Pourquoi déteste-t-on tant les Ehpad ? A chaque crise, cette question. Depuis la canicule de 2003 et ses près de 15 000 morts supplémentaires, les établissements d’hébergement pour personnes âgées dépendantes (Ehpad) sont régulièrement pointés du doigt. Au moindre dysfonctionnement, au moindre accroc, ils se retrouvent dans l’œil du cyclone. Cette crise sanitaire n’échappe pas à la règle. Ces dernières semaines, on ne compte plus le nombre d’articles, de reportages vidéo énumérant le nombre de morts dans certains établissements. Jugeant que ces structures avaient mal géré la pandémie de coronavirus en leur sein. Est-ce réellement le cas ? Au 29 avril, le bilan total de l’épidémie s’établit à 24 087 morts depuis le 1er mars, dont 15 053 dans les hôpitaux et 9 034 dans les établissements sociaux et médico-sociaux dont les Ehpad. S’il ne s’agit pas de relativiser le nombre de décès, il s’agit de l’analyser, de le mettre en perspective. Notamment par rapport au nombre d’Ehpad et de résidents en France. Alors qu’il y a environ 7 500 établissements et près de 700 000 résidents, « nous avons un taux de décès, eu égard aux chiffres remontés, qui est donc autour de 1,3 % par rapport à la population accueillie en structures », renseigne ainsi Florence Arnaiz-Maumé, déléguée générale du Synerpa (Syndicat national des établissements et résidences privées pour personnes âgées).

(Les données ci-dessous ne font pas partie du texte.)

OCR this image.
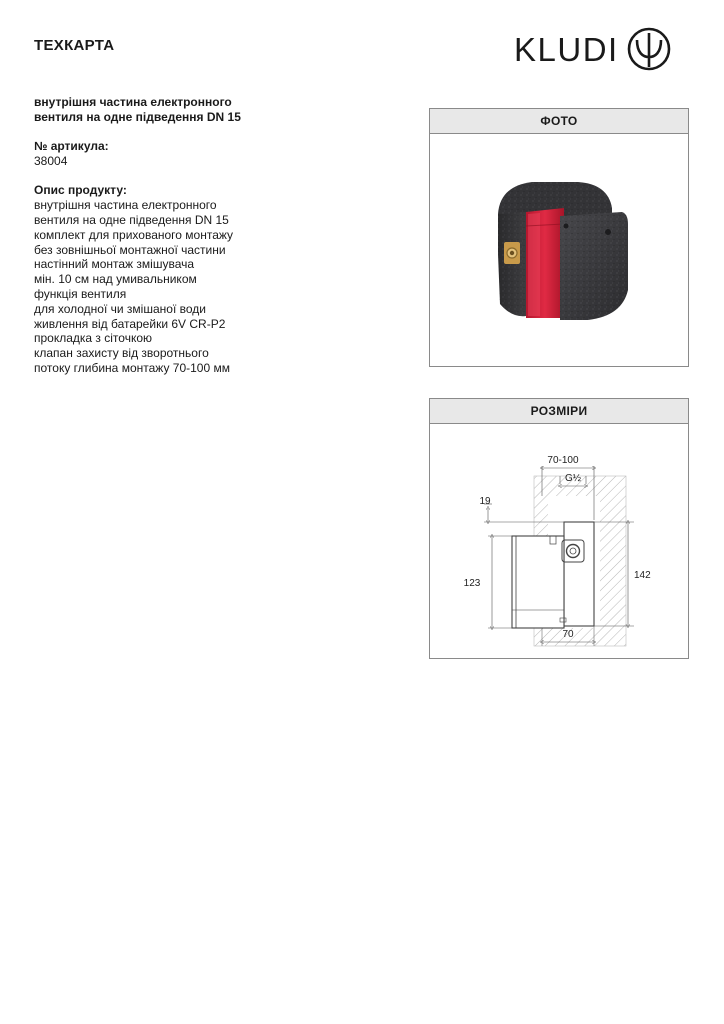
ТЕХКАРТА	KLUDI
внутрішня частина електронного
вентиля на одне підведення DN 15
№ артикула:
38004
Опис продукту:
внутрішня частина електронного
вентиля на одне підведення DN 15
комплект для прихованого монтажу
без зовнішньої монтажної частини
настінний монтаж змішувача
мін. 10 см над умивальником
функція вентиля
для холодної чи змішаної води
живлення від батарейки 6V CR-P2
прокладка з сіточкою
клапан захисту від зворотнього
потоку глибина монтажу 70-100 мм
ФОТО
РОЗМІРИ
70-100
G½
19
123
142
70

Alors qu’au début de la crise certains avançaient une possible hécatombe avec plus de 100 000 décès à venir en établissements, les chiffres sont aussi à comparer avec le nombre habituel de morts en Ehpad chaque année. Selon les données de la Drees (direction de la recherche, des études, de l’évaluation et des statistiques), en 2015, 150 000 résidents sont morts, soit un quart des décès enregistrés sur l’ensemble du territoire français. Et soit, en moyenne, 12 500 décès par mois. Quitte à donner des statistiques, Florence Arnaiz-Maumé en propose d’autres. « Selon les chiffres du ministère, 45 % des Ehpad ont déclaré au moins un cas de Covid-19. Ce qui signifie donc que 55 % des établissements ont, pour le moment, traversé la crise sans aucun cas, en tout cas symptomatique. Il y a donc 55 % des Ehpad épargnés. » Et de poursuivre son raisonnement : « On a environ 40 % des structures qui ont déclaré un à cinq cas de Covid-19 fin mars. Ce qui veut dire que dans ces établissements la situation ne s’est pas embrasée. Et ce grâce au confinement en chambre, à la suspension des visites, à la mise en place des mesures-barrières et aux dispositifs sanitaires mis en place. »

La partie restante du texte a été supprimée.